The goal isn’t to bring calcium back to perfectly normal levels. Instead, treatment aims for the low end of normal, just high enough to prevent symptoms while minimizing the risk of pushing too much calcium through the kidneys. This is a constant balancing act. Too little supplementation causes cramping, tingling, and potentially dangerous drops. Too much increases the risk of kidney stones and tissue calcification.

For people who can’t maintain adequate calcium levels despite high doses of supplements, a synthetic form of parathyroid hormone is available as a daily injection. The FDA approved this treatment as an add-on for patients whose hypoparathyroidism isn’t well controlled with calcium and vitamin D alone.
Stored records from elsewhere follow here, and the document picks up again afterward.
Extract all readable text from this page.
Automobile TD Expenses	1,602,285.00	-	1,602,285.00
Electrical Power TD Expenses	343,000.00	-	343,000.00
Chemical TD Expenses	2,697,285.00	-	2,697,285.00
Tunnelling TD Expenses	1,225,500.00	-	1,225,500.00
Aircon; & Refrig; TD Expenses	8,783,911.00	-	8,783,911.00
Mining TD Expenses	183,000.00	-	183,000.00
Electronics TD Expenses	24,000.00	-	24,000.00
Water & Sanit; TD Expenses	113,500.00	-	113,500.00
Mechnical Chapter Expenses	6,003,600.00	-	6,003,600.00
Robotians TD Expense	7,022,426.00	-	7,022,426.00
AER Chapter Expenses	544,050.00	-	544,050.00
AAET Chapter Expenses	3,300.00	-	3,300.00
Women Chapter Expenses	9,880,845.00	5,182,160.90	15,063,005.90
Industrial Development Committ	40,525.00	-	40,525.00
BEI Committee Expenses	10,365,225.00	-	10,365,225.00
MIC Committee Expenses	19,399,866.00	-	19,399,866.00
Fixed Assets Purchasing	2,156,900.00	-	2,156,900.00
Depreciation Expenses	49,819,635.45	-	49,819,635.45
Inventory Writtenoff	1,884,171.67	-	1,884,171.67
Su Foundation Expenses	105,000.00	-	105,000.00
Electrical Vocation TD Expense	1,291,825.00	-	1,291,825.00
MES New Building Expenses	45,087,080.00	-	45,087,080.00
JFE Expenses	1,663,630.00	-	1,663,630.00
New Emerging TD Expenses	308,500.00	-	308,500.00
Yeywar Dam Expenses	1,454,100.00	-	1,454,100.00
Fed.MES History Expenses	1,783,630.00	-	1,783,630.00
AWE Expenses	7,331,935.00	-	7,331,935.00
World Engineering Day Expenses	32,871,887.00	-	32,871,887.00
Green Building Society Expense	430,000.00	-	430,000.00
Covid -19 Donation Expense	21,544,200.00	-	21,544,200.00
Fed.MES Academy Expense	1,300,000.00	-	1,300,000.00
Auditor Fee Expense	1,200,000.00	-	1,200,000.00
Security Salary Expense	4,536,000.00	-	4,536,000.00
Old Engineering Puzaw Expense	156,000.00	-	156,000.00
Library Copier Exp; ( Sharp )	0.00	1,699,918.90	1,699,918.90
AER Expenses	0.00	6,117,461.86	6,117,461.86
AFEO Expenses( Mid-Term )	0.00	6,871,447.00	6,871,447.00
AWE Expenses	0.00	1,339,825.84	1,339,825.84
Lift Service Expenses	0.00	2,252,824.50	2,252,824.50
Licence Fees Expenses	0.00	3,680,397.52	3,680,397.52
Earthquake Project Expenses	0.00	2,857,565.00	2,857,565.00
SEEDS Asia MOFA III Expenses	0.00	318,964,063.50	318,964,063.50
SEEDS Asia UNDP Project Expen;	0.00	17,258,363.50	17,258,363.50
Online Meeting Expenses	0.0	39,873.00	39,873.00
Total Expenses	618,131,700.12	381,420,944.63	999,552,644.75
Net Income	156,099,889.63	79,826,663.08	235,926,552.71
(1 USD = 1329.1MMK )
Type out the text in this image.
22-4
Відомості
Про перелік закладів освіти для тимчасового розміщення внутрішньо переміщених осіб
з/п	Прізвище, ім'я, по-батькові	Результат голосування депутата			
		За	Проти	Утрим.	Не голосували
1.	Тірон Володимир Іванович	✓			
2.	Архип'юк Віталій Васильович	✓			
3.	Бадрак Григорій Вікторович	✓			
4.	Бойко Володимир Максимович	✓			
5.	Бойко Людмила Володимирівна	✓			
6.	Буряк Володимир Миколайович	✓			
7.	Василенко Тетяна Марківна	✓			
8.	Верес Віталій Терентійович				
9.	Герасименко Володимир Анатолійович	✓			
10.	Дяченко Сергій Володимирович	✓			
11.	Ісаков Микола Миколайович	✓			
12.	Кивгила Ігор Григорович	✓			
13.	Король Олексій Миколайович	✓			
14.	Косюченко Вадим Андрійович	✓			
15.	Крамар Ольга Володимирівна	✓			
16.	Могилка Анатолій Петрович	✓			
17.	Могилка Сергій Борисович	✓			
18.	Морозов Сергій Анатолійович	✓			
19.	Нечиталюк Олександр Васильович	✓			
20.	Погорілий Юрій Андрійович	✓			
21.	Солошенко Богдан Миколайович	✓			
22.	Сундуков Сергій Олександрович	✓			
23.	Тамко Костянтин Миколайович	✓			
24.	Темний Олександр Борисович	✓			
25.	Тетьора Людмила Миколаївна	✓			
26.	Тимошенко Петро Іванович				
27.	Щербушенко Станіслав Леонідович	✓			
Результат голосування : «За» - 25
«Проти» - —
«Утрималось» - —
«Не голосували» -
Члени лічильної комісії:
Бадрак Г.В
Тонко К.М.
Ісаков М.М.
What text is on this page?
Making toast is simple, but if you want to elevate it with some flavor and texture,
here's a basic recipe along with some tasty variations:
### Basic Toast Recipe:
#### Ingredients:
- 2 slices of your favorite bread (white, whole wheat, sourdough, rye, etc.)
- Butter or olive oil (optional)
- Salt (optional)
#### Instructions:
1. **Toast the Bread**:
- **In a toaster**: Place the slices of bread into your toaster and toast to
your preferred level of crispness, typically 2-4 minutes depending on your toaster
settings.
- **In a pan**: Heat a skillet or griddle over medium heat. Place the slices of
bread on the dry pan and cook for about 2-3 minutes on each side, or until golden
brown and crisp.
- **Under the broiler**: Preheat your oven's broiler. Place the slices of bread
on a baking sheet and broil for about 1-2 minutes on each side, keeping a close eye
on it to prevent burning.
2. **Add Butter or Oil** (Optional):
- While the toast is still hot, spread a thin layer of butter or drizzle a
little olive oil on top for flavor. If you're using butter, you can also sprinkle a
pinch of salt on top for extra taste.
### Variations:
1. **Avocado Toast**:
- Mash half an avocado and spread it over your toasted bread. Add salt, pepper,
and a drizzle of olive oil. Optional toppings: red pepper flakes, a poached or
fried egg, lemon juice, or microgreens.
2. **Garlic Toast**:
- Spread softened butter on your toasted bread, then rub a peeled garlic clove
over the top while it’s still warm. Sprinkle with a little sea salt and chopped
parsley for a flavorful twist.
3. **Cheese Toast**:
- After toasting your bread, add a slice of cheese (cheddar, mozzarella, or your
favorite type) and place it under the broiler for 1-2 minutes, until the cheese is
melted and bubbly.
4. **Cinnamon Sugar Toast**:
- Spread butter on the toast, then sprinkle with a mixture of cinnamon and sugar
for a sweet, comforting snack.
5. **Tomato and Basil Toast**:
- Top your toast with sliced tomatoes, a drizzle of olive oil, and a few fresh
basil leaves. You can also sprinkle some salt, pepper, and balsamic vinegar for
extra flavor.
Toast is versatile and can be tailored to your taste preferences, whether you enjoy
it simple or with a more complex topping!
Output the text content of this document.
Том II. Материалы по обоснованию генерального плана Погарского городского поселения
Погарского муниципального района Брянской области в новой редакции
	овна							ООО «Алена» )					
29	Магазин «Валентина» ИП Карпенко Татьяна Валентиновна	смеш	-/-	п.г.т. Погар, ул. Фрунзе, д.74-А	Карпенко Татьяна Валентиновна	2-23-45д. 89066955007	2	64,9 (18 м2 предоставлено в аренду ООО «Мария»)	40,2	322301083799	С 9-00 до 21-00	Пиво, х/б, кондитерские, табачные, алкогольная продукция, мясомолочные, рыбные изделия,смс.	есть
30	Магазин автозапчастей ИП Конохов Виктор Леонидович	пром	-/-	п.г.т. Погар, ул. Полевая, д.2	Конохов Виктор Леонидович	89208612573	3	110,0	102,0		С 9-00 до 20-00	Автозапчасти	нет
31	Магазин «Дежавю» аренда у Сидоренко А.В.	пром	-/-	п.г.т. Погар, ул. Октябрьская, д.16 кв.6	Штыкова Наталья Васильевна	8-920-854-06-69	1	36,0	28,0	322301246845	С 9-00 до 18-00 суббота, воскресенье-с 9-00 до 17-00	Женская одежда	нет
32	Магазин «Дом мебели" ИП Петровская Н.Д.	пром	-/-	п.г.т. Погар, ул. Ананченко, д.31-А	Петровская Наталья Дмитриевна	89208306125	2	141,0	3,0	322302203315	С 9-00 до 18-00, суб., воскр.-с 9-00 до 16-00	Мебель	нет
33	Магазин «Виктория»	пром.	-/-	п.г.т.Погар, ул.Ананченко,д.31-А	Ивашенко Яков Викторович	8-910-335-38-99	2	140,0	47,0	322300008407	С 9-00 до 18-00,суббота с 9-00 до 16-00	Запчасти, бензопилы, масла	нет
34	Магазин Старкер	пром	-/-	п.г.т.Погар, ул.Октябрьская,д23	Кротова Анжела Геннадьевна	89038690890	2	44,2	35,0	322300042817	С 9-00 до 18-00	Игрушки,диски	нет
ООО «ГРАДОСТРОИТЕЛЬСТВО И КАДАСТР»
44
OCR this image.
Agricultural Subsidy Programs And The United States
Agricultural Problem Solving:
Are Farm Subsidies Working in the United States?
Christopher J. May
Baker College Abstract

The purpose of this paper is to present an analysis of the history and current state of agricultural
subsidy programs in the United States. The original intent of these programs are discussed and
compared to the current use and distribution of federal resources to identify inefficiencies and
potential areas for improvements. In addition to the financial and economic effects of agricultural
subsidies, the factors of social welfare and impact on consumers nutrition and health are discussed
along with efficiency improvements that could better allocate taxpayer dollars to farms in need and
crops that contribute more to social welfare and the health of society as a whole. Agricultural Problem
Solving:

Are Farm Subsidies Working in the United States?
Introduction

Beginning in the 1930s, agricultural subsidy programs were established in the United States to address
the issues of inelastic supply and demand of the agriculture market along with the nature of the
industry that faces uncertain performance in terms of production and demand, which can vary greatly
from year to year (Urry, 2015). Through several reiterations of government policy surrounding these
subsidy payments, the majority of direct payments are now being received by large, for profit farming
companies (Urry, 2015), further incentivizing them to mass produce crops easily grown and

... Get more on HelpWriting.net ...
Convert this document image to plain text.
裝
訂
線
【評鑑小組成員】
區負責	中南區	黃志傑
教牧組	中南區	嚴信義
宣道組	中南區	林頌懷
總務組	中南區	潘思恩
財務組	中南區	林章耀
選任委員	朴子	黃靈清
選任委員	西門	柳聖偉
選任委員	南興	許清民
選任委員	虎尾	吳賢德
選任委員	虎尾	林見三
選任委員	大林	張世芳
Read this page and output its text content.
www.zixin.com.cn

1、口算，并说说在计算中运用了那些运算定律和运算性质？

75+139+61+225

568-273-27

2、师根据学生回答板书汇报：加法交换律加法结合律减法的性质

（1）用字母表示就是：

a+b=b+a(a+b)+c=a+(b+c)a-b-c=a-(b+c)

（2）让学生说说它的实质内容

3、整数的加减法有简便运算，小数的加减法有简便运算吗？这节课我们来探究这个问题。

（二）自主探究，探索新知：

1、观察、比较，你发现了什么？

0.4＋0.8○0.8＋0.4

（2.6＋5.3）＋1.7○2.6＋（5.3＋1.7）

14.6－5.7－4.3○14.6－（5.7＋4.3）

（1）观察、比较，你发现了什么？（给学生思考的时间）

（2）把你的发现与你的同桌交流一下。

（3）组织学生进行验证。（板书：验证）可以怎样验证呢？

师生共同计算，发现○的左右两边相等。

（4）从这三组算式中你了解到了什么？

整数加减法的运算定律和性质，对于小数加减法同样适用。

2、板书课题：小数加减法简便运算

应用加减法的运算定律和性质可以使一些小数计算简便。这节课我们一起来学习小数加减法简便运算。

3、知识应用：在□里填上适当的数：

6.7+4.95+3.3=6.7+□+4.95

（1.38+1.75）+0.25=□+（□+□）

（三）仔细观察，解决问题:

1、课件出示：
It’s given once daily by subcutaneous injection in the thigh, starting at a low dose and adjusted upward over several weeks based on how calcium levels respond. It doesn’t replace oral supplements entirely for most people, but it can reduce the doses needed.

Living With Hypoparathyroidism

Because no established guidelines yet define the ideal monitoring schedule, most endocrinologists develop an individualized plan. This typically means regular blood tests to track calcium, phosphorus, and kidney function, along with periodic urine tests to check for excess calcium excretion. Some patients also receive imaging to monitor for kidney calcification over time.

Day-to-day, many people with hypoparathyroidism learn to recognize the early warning signs of dropping calcium, particularly the tingling around the mouth and fingertips, and keep extra calcium on hand. Splitting calcium doses throughout the day rather than taking one large dose improves absorption and keeps levels steadier. Dietary choices matter too: foods high in phosphorus (processed foods, colas, certain dairy products) can worsen the calcium-phosphorus imbalance, while calcium-rich foods complement supplementation.

Illness, stress, and menstrual cycles can all shift calcium needs unpredictably, which makes this condition more demanding to manage than it might seem on paper. Many people describe it as a daily negotiation, adjusting supplements, watching for symptoms, and staying in close contact with their endocrinologist to keep things in range.